The Cloudera Data Science Challenge 3 Description
The proper write up for this solution is in this directory as Doug_Needham_DSC3_Write_Up.pdf
The assumptions for this code is that it will run under the userid "dln" The HDFS directory structure required is:
- /user/dln/problem1
- /user/dln/problem1/driver
- /user/dln/problem1/svm
- /user/dln/problem2
- /user/dln/problem3
- /user/dln/problem3/inGraph
- /user/dln/problem3/OutGraph
The shell script "setup.sh" performs the appropriate hadoop fs -mkdir -p commands to create the directories.
As to the source data. All of the code that follows assumes the data for the challenge is in the following location and structure:
- /user/dsc/famous/spam.log
- /user/dsc/famous/web.log
- /user/dsc/winklr/Winklr-network.csv
- /user/dsc/winklr/Winklr-topClickPairs.csv
- /user/dsc/smartfly/smartfly_historic.csv
- /user/dsc/smartfly/smartfly_scheduled.csv
Both of the previous assumptions are used to set these environment variables in the individual shell scripts:
- SRC_DATA=/user/dsc
- TGT_DATA=/user/dln
The three requested deliverables are under the directory named "answer", these are the "master" answers and no automation is used to copy the files from the individual code directories to the answer directory:
- answer/
- answer/problem1.csv
- answer/problem2.json
- answer/problem3.csv
The structure of the directories for the code is as follows (The output directories created by sbt are eliminated for brevity) :
- answer
- problem1
- analysis
- data
- log
- PredictFlights
- problem2
- data
- json
- log
- problem3
- AnalyzeGraph
- data
- final
- inGraph
- OutGraph
- log
The shell script to run each problem is in the individual problem directory.
- problem1/problem1.sh
- problem2/problem2.sh
- problem3/problem3.sh
These can all be run as a background process using problem1.sh & for example, since logging within the shell script is being done to the log directory.

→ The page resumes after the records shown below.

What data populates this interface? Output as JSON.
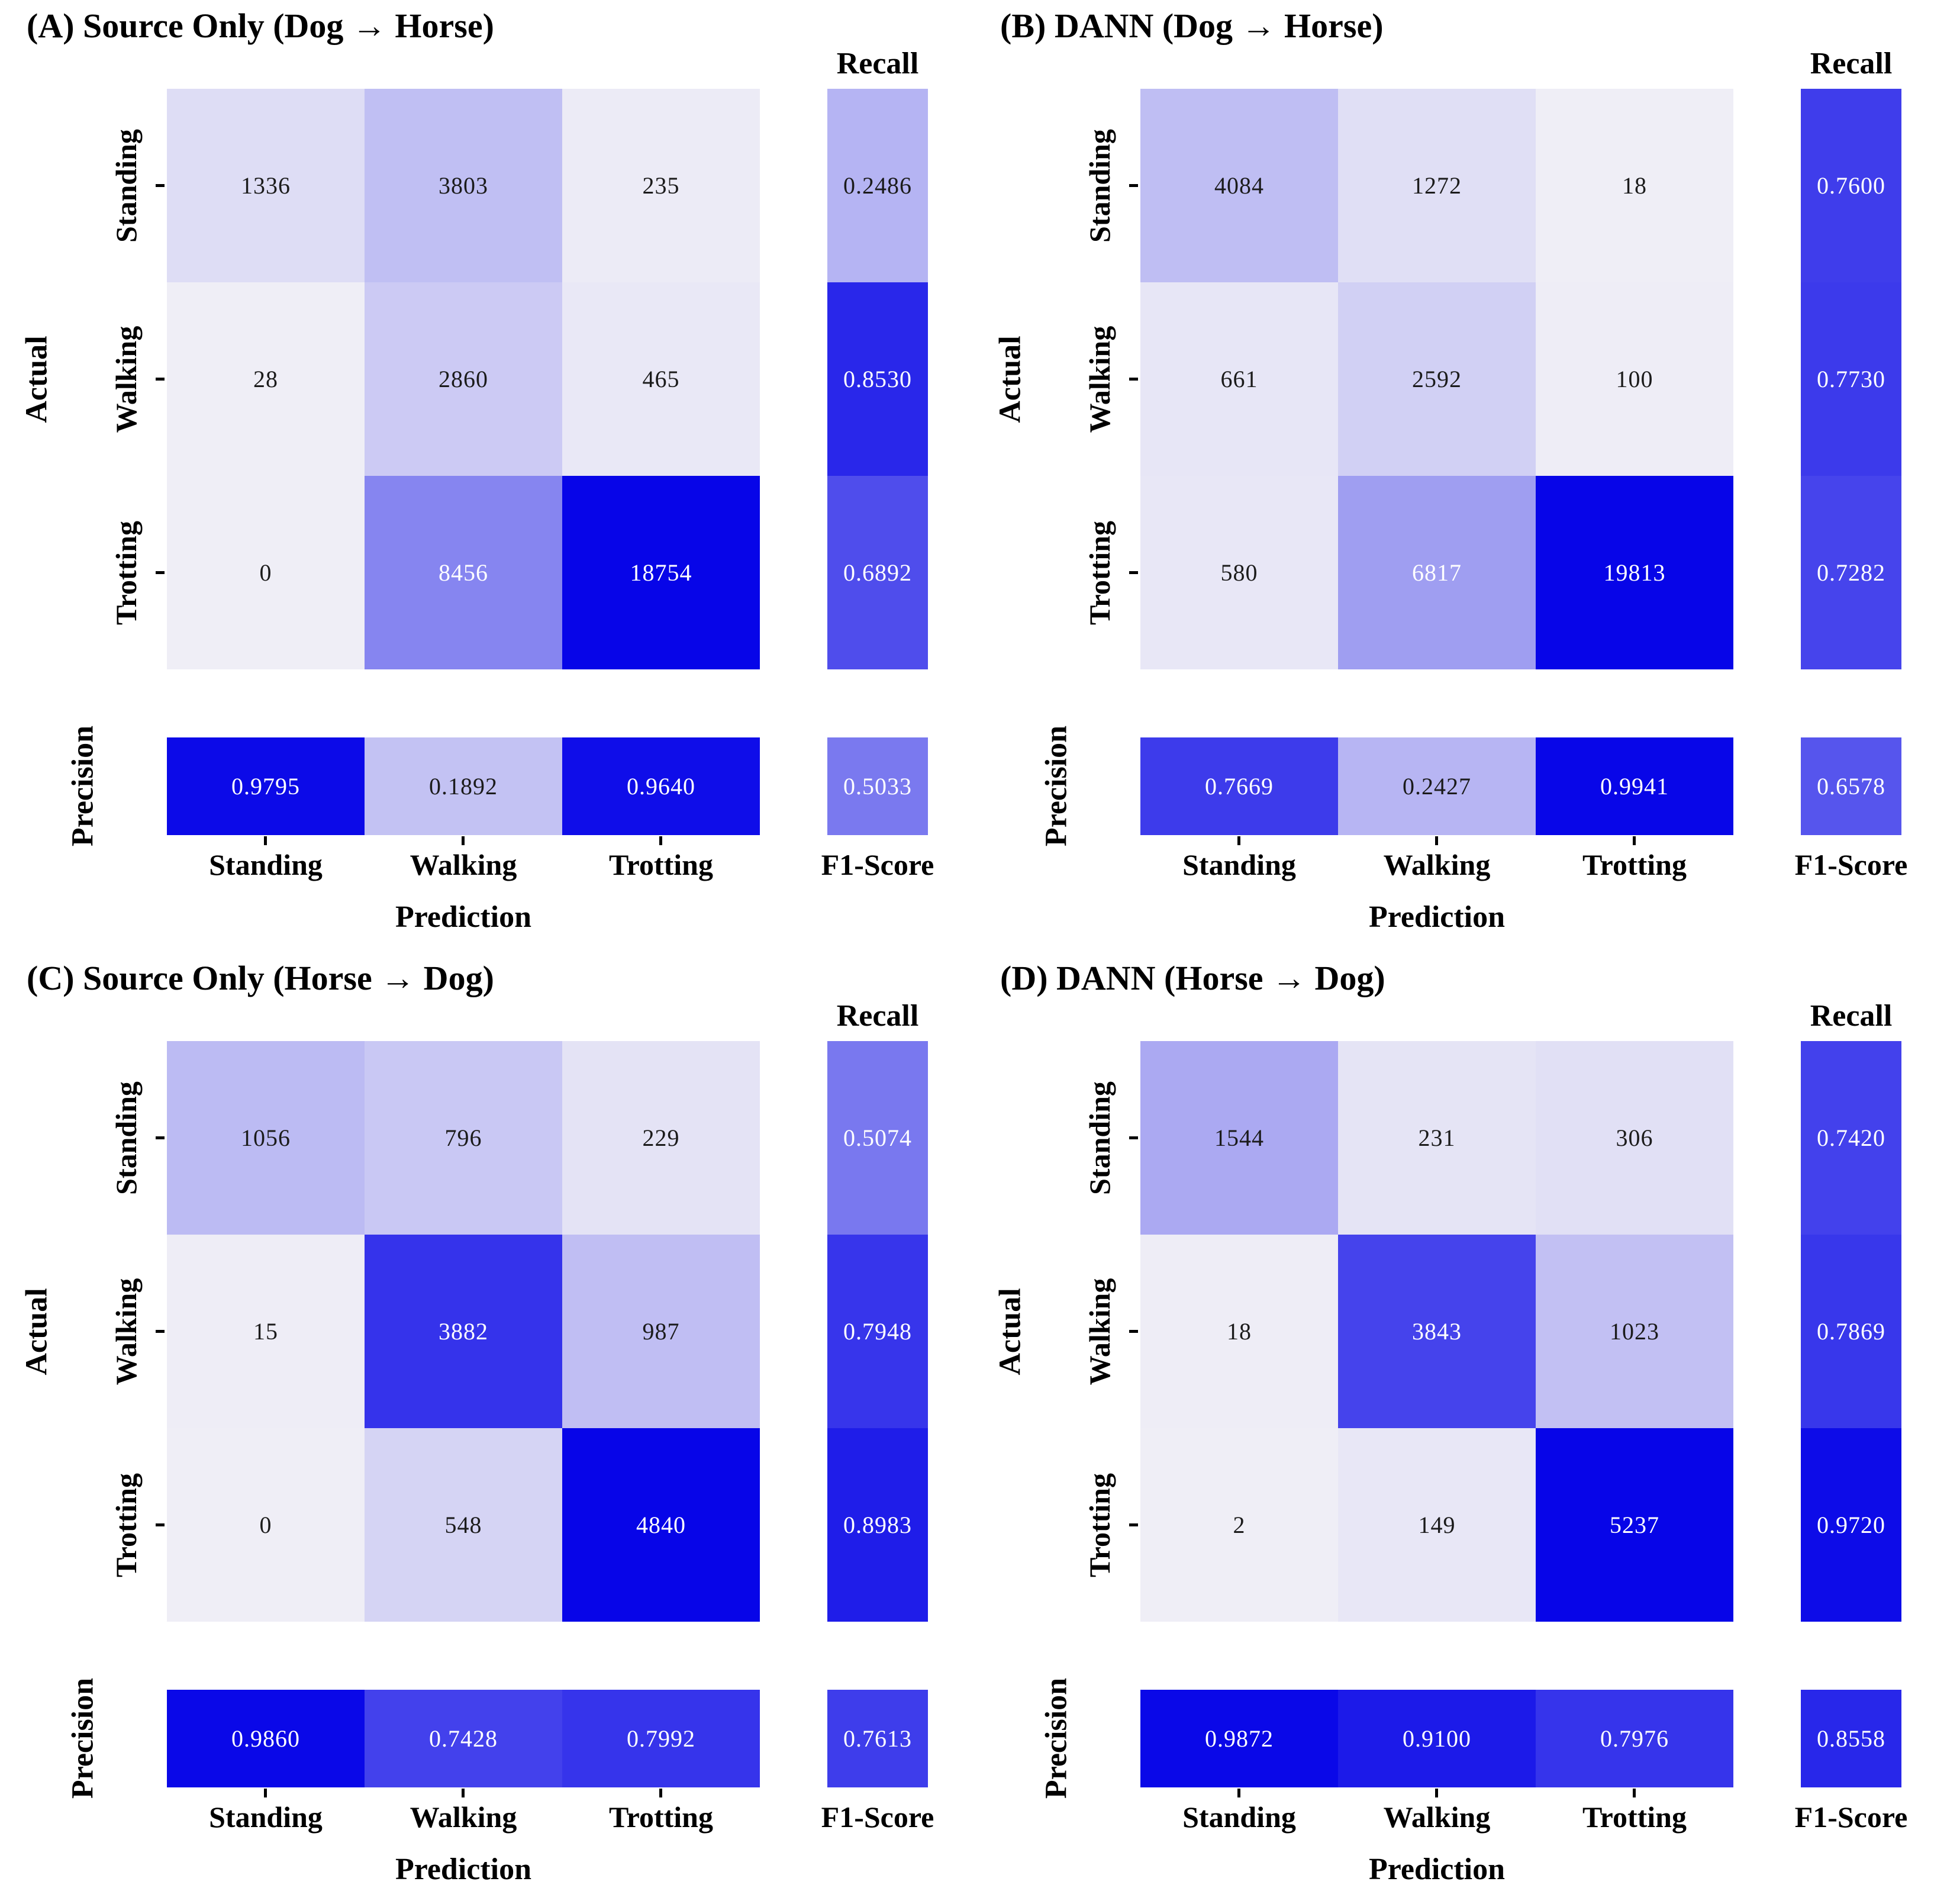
{
  "figure": {
    "labels": {
      "actual": "Actual",
      "prediction": "Prediction",
      "precision": "Precision",
      "recall": "Recall",
      "f1_score": "F1-Score"
    },
    "colormap": {
      "low": "#efeef6",
      "high": "#0705e8"
    },
    "annotation_text_dark": "#1b1b1b",
    "annotation_text_light": "#ffffff"
  },
  "chart_data": [
    {
      "type": "heatmap",
      "panel": "A",
      "title": "(A) Source Only (Dog → Horse)",
      "rows": [
        "Standing",
        "Walking",
        "Trotting"
      ],
      "cols": [
        "Standing",
        "Walking",
        "Trotting"
      ],
      "xlabel": "Prediction",
      "ylabel": "Actual",
      "matrix": [
        [
          1336,
          3803,
          235
        ],
        [
          28,
          2860,
          465
        ],
        [
          0,
          8456,
          18754
        ]
      ],
      "recall": [
        "0.2486",
        "0.8530",
        "0.6892"
      ],
      "precision": [
        "0.9795",
        "0.1892",
        "0.9640"
      ],
      "f1_score": "0.5033"
    },
    {
      "type": "heatmap",
      "panel": "B",
      "title": "(B) DANN (Dog → Horse)",
      "rows": [
        "Standing",
        "Walking",
        "Trotting"
      ],
      "cols": [
        "Standing",
        "Walking",
        "Trotting"
      ],
      "xlabel": "Prediction",
      "ylabel": "Actual",
      "matrix": [
        [
          4084,
          1272,
          18
        ],
        [
          661,
          2592,
          100
        ],
        [
          580,
          6817,
          19813
        ]
      ],
      "recall": [
        "0.7600",
        "0.7730",
        "0.7282"
      ],
      "precision": [
        "0.7669",
        "0.2427",
        "0.9941"
      ],
      "f1_score": "0.6578"
    },
    {
      "type": "heatmap",
      "panel": "C",
      "title": "(C) Source Only (Horse → Dog)",
      "rows": [
        "Standing",
        "Walking",
        "Trotting"
      ],
      "cols": [
        "Standing",
        "Walking",
        "Trotting"
      ],
      "xlabel": "Prediction",
      "ylabel": "Actual",
      "matrix": [
        [
          1056,
          796,
          229
        ],
        [
          15,
          3882,
          987
        ],
        [
          0,
          548,
          4840
        ]
      ],
      "recall": [
        "0.5074",
        "0.7948",
        "0.8983"
      ],
      "precision": [
        "0.9860",
        "0.7428",
        "0.7992"
      ],
      "f1_score": "0.7613"
    },
    {
      "type": "heatmap",
      "panel": "D",
      "title": "(D) DANN (Horse → Dog)",
      "rows": [
        "Standing",
        "Walking",
        "Trotting"
      ],
      "cols": [
        "Standing",
        "Walking",
        "Trotting"
      ],
      "xlabel": "Prediction",
      "ylabel": "Actual",
      "matrix": [
        [
          1544,
          231,
          306
        ],
        [
          18,
          3843,
          1023
        ],
        [
          2,
          149,
          5237
        ]
      ],
      "recall": [
        "0.7420",
        "0.7869",
        "0.9720"
      ],
      "precision": [
        "0.9872",
        "0.9100",
        "0.7976"
      ],
      "f1_score": "0.8558"
    }
  ]
}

problem1.sh and problem3.sh can be run with a single command line argument. Both of these scripts are data driven, in that they each have a file that drives the process. In the case of problem1, it is a list of airports, in problem3 it is a list of originating vertices. The command line argument "throttles" the proces to only run a certain number of airports, or from-vertices for problems 1 and 3 respectively.
Thank you,
Doug Needham